Abdul Majeed Kakroo remembers walking home at a furious pace, slamming open the door, picking up a couple of medals and walking straight out, without mentioning a word to his startled wife. It was a pleasant spring day in 2007. And Kakroo was enraged.
Word had gotten out that the then chief minister of Jammu and Kashmir, Ghulam Nabi Azad, wanted to convert the TRC Ground into a tulip garden. Kakroo didn’t mind the tulips, but was sure the move would’ve brought an end to football in Srinagar. “A few decades ago, there were around 25-26 grounds in Srinagar. But one by one, all those grounds were encroached upon and now they’ve constructed buildings on them. TRC was one of the few grounds left, there was no way I could’ve seen a tulip garden developed there,” he says.
So Kakroo, the first player from Kashmir to captain India, took it upon himself to protect the stadium. “I had two South Asian Games gold medals, and I said I will burn myself outside the secretariat,” he says, sounding agitated even as he recalls the episode. A few other notable sporting names from Kashmir joined him in the protest, and Azad eventually had to relent.
On Tuesday, the first-ever I-League match in the Valley, between Real Kashmir and Churchill Brothers, will be played on that very ground. Kakroo might have stopped playing more than 25 years ago. But he continues to stamp his authority on the state’s footballing landscape even today.
“Majeed bhai hai toh Kashmir mein football hai,” says Mohammad Yousuf, the coach of a local team. Around here, Kakroo is more than just a footballer. Everyone has a Majeed bhai story. But Majeed bhai is quite a storyteller himself.
Kakroo played football in more than a dozen Indian cities, in front of thousands of fans. But it’s the games he played post midnight at Lal Chowk, the Srinagar city centre, which he remembers most vividly. This is back in the 1970s, when around 25 men used to converge on a tiny square between the Palladium Cinema and the Clock Tower. “That was the only spot in the entire city which had streetlights. So after the 12 o’clock show ended, our show used to begin,” he says.
The skills he honed as a street footballer took him to places he could never imagine. In the second half of the ’70s — 1977 to be exact — the Road Transport Corporation (RTC) team offered Kakroo his first professional contract — with a salary of Rs 180 per month. RTC was one of several government units big on football. And for a son of a vegetable vendor who’d started playing the sport using crumpled paper as a ball, this was a princely sum. But it was just the beginning.

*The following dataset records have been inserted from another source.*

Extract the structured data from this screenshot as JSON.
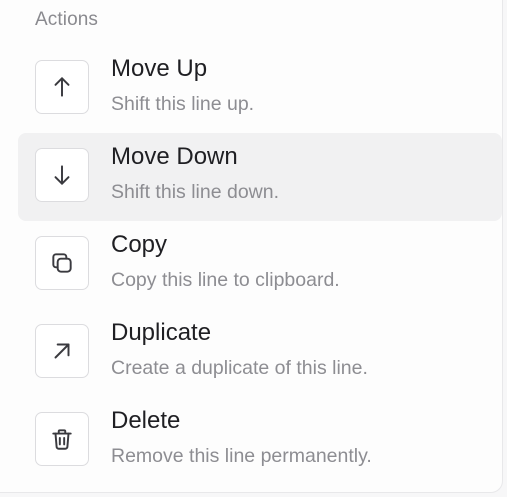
{
  "section": {
    "title": "Actions"
  },
  "items": [
    {
      "title": "Move Up",
      "description": "Shift this line up.",
      "icon": "arrow-up-icon",
      "active": false
    },
    {
      "title": "Move Down",
      "description": "Shift this line down.",
      "icon": "arrow-down-icon",
      "active": true
    },
    {
      "title": "Copy",
      "description": "Copy this line to clipboard.",
      "icon": "copy-icon",
      "active": false
    },
    {
      "title": "Duplicate",
      "description": "Create a duplicate of this line.",
      "icon": "arrow-up-right-icon",
      "active": false
    },
    {
      "title": "Delete",
      "description": "Remove this line permanently.",
      "icon": "trash-icon",
      "active": false
    }
  ],
  "colors": {
    "active_background": "#f1f1f2",
    "title_text": "#1f1f23",
    "description_text": "#8d8d92",
    "section_text": "#8a8a8f",
    "icon_stroke": "#3a3a3f"
  }
}
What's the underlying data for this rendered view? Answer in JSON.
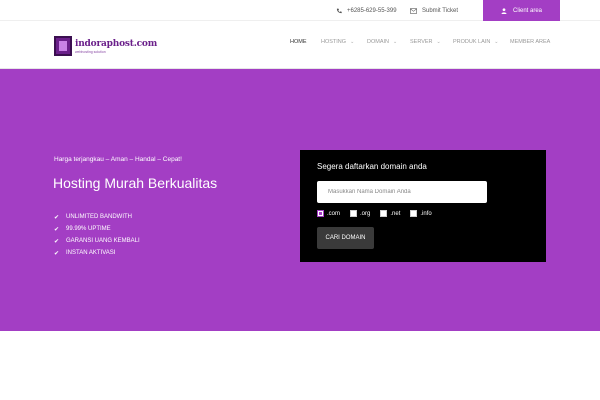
{
  "topbar": {
    "phone": "+6285-629-55-399",
    "ticket": "Submit Ticket",
    "client_area": "Client area"
  },
  "logo": {
    "name": "indoraphost.com",
    "tagline": "webhosting solution"
  },
  "nav": {
    "items": [
      {
        "label": "HOME",
        "active": true,
        "dropdown": false
      },
      {
        "label": "HOSTING",
        "active": false,
        "dropdown": true
      },
      {
        "label": "DOMAIN",
        "active": false,
        "dropdown": true
      },
      {
        "label": "SERVER",
        "active": false,
        "dropdown": true
      },
      {
        "label": "PRODUK LAIN",
        "active": false,
        "dropdown": true
      },
      {
        "label": "MEMBER AREA",
        "active": false,
        "dropdown": false
      }
    ]
  },
  "hero": {
    "tagline": "Harga terjangkau – Aman – Handal – Cepat!",
    "headline": "Hosting Murah Berkualitas",
    "features": [
      "UNLIMITED BANDWITH",
      "99.99% UPTIME",
      "GARANSI UANG KEMBALI",
      "INSTAN AKTIVASI"
    ]
  },
  "domain_search": {
    "title": "Segera daftarkan domain anda",
    "placeholder": "Masukkan Nama Domain Anda",
    "tlds": [
      {
        "label": ".com",
        "checked": true
      },
      {
        "label": ".org",
        "checked": false
      },
      {
        "label": ".net",
        "checked": false
      },
      {
        "label": ".info",
        "checked": false
      }
    ],
    "button": "CARI DOMAIN"
  },
  "colors": {
    "brand": "#a33ec4",
    "dark_panel": "#000000",
    "button": "#3a3a3a"
  },
  "icons": {
    "phone": "phone-icon",
    "ticket": "envelope-icon",
    "client": "user-icon",
    "feature": "check-icon"
  }
}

Teams from Kashmir, in the late 70s, were known for the individual brilliance of a few players. But collectively, they rarely posed a threat. “At the Durand Cup, we were known as the savere-waali-gaadi-se-chale-jaane-waali team (a team that’ll take the morning train back) since we’d travel all the way to Delhi, lose the first match and return,” he laughs.

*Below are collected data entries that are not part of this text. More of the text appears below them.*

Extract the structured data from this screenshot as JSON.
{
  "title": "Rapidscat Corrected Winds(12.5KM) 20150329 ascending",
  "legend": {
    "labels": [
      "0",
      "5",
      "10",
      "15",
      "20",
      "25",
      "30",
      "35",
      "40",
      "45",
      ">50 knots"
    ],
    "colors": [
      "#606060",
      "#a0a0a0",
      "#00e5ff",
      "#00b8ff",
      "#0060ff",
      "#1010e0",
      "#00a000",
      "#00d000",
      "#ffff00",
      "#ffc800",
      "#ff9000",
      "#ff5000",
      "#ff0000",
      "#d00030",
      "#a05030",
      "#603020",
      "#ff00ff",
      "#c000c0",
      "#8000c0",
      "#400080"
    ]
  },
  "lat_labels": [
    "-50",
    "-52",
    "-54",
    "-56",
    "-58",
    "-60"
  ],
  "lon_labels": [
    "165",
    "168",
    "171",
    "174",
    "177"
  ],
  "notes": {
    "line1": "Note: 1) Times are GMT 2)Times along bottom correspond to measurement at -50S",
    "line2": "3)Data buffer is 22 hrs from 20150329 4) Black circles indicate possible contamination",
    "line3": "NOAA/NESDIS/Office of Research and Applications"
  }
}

That reputation would change in 1980. Kakroo’s team RTC, playing its first Durand Cup, reached the quarterfinals, where they lost to JCT. “Pehli dafa tehelka macha dia (We created a stir in our first appearance). I ended up scoring 18 goals in that edition,” he says.

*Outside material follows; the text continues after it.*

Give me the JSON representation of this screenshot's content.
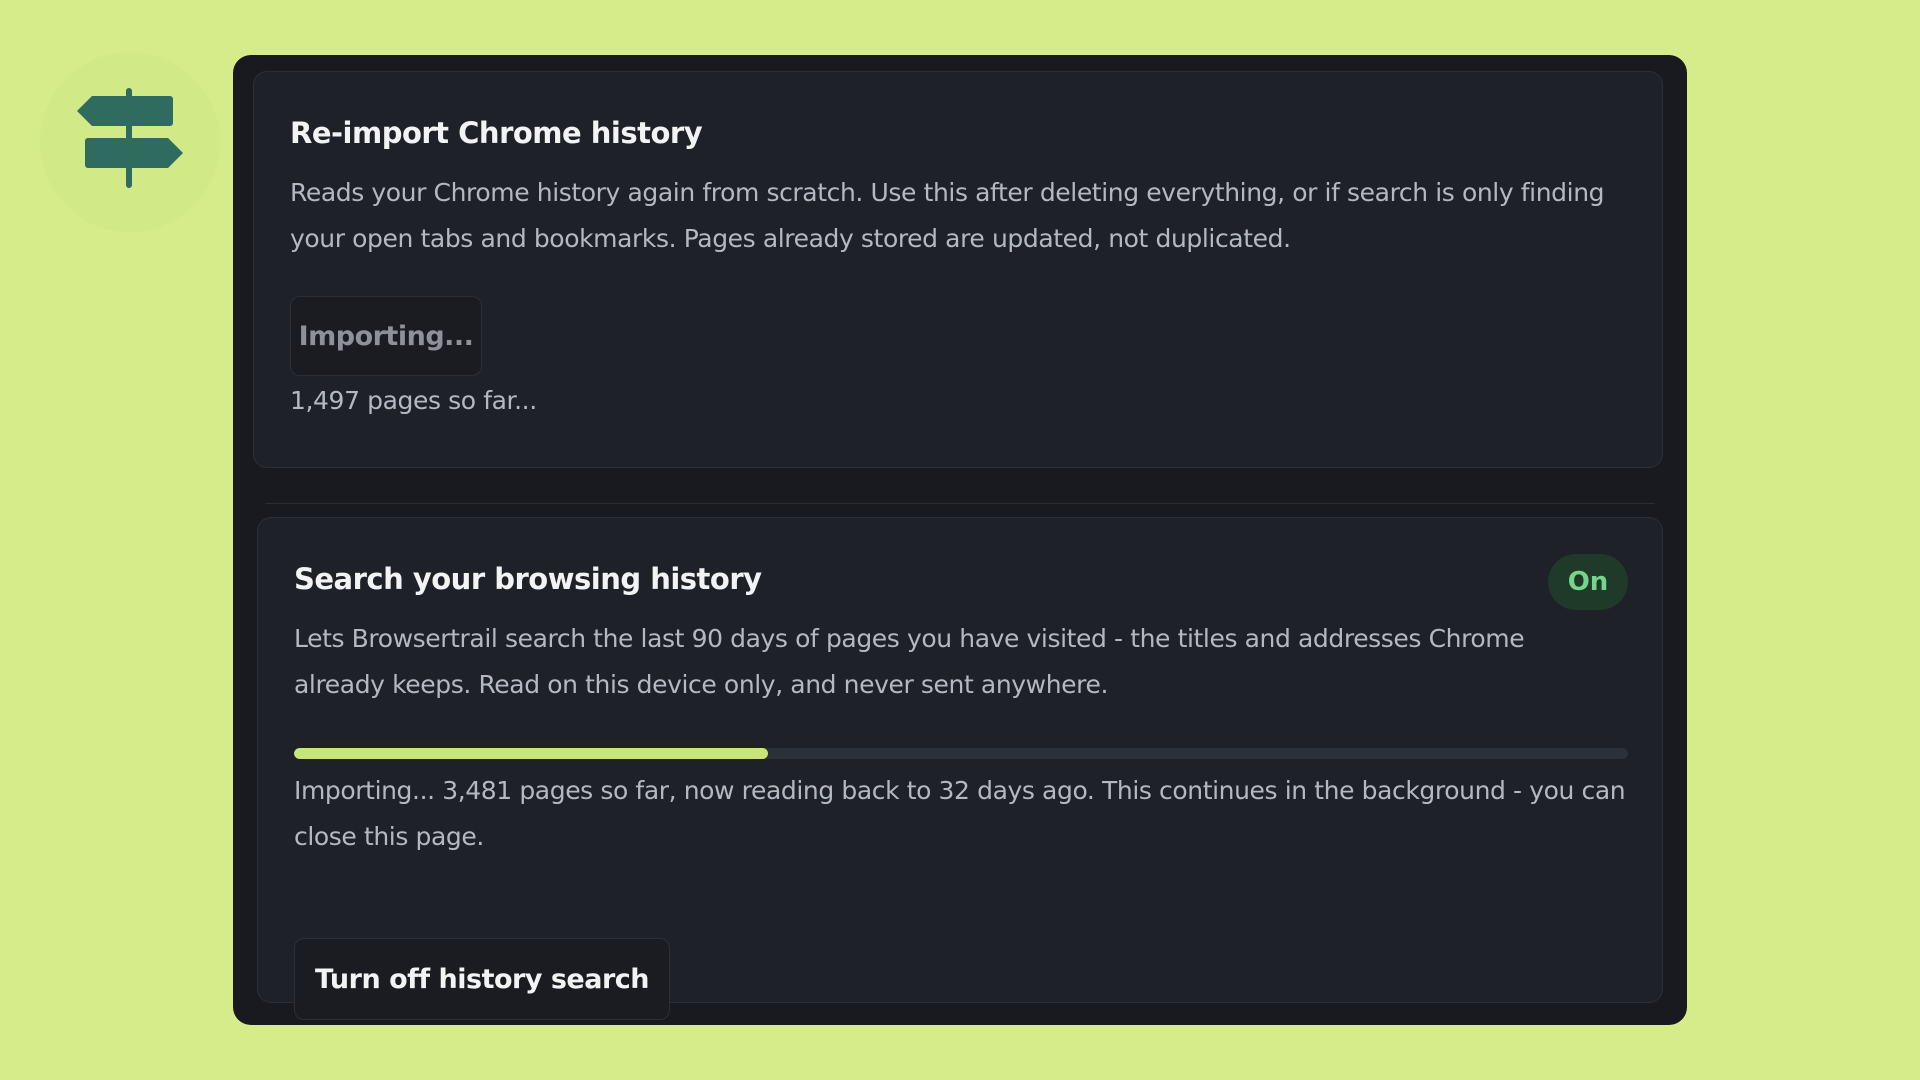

Kakroo had drawn the attention of the national team scouts and GMH Basha, the then India coach, summoned him for a national camp in Bangalore. Kakroo packed a few belongings and took a bus from Srinagar to Jammu first. He then embarked on another long bus journey to Delhi, from where he boarded the train to Bangalore. It took five days for him to reach the southern city.
But the long journey proved futile. Kakroo wasn’t selected for the national team. “Left paanv banaa aur phir aa (improve your left foot and then come back to me),” the coach told me.
At first, Kakroo didn’t quite understand what Basha meant. There weren’t any qualified coaches in Kashmir who could decode those words for him, either. But he realised the flaw in his game. “So during training, I started to wear a stocking over my right football shoe and then put a sharp stone inside it. If the ball touched it, my toes would pain unbearably. That way, I forced myself to control and kick the ball using only my left foot,” Kakroo says. “I did that for several months and left paanv banaya.”
At the Rovers Cup the following year, Kakroo says he scored 26 goals. The clamour to include him in the national team grew, but the team management chose Biswajit Bhattacharya ahead of him. Kakroo is dismissive of the Kolkata striker. “Woh hero jaisa dikhta tha. So they took him, and I returned to Srinagar.”
But when he scored back-to-back hat-tricks in the Santosh Trophy in Thrissur that year, they couldn’t ignore him anymore. For the next eight years, Kakroo remained a constant in the Indian team and even captained the side. He went on to become one of the highest-paid footballers in the country after Mohun Bagan offered him Rs 60,000 per month.
“My first salary was Rs 180.” he smiles. “Subrata Bhattacharya (former Bagan defender) told club officials one day, bokac***da, isko Kashmir se laaya aur 60,000 deta hai aur mujhe 45,000. He even accused me of ‘buying’ one section of the crowd to cheer me during matches! For more than one year in Kolkata, I didn’t have to pay for a cup of tea. I even saw all movies for free!”
Those were heady days for Kakroo and, in turn, for football in Kashmir. But all that would change in 1989.
Majeed Yousuf, who played for the state youth teams and is now a football administrator, remembers the early days of the Kashmir conflict in a different way than others. “I was returning from a tournament in Sonepat and on the way back, when we entered Srinagar, the streets were completely deserted. I could only see men in uniform,” he says.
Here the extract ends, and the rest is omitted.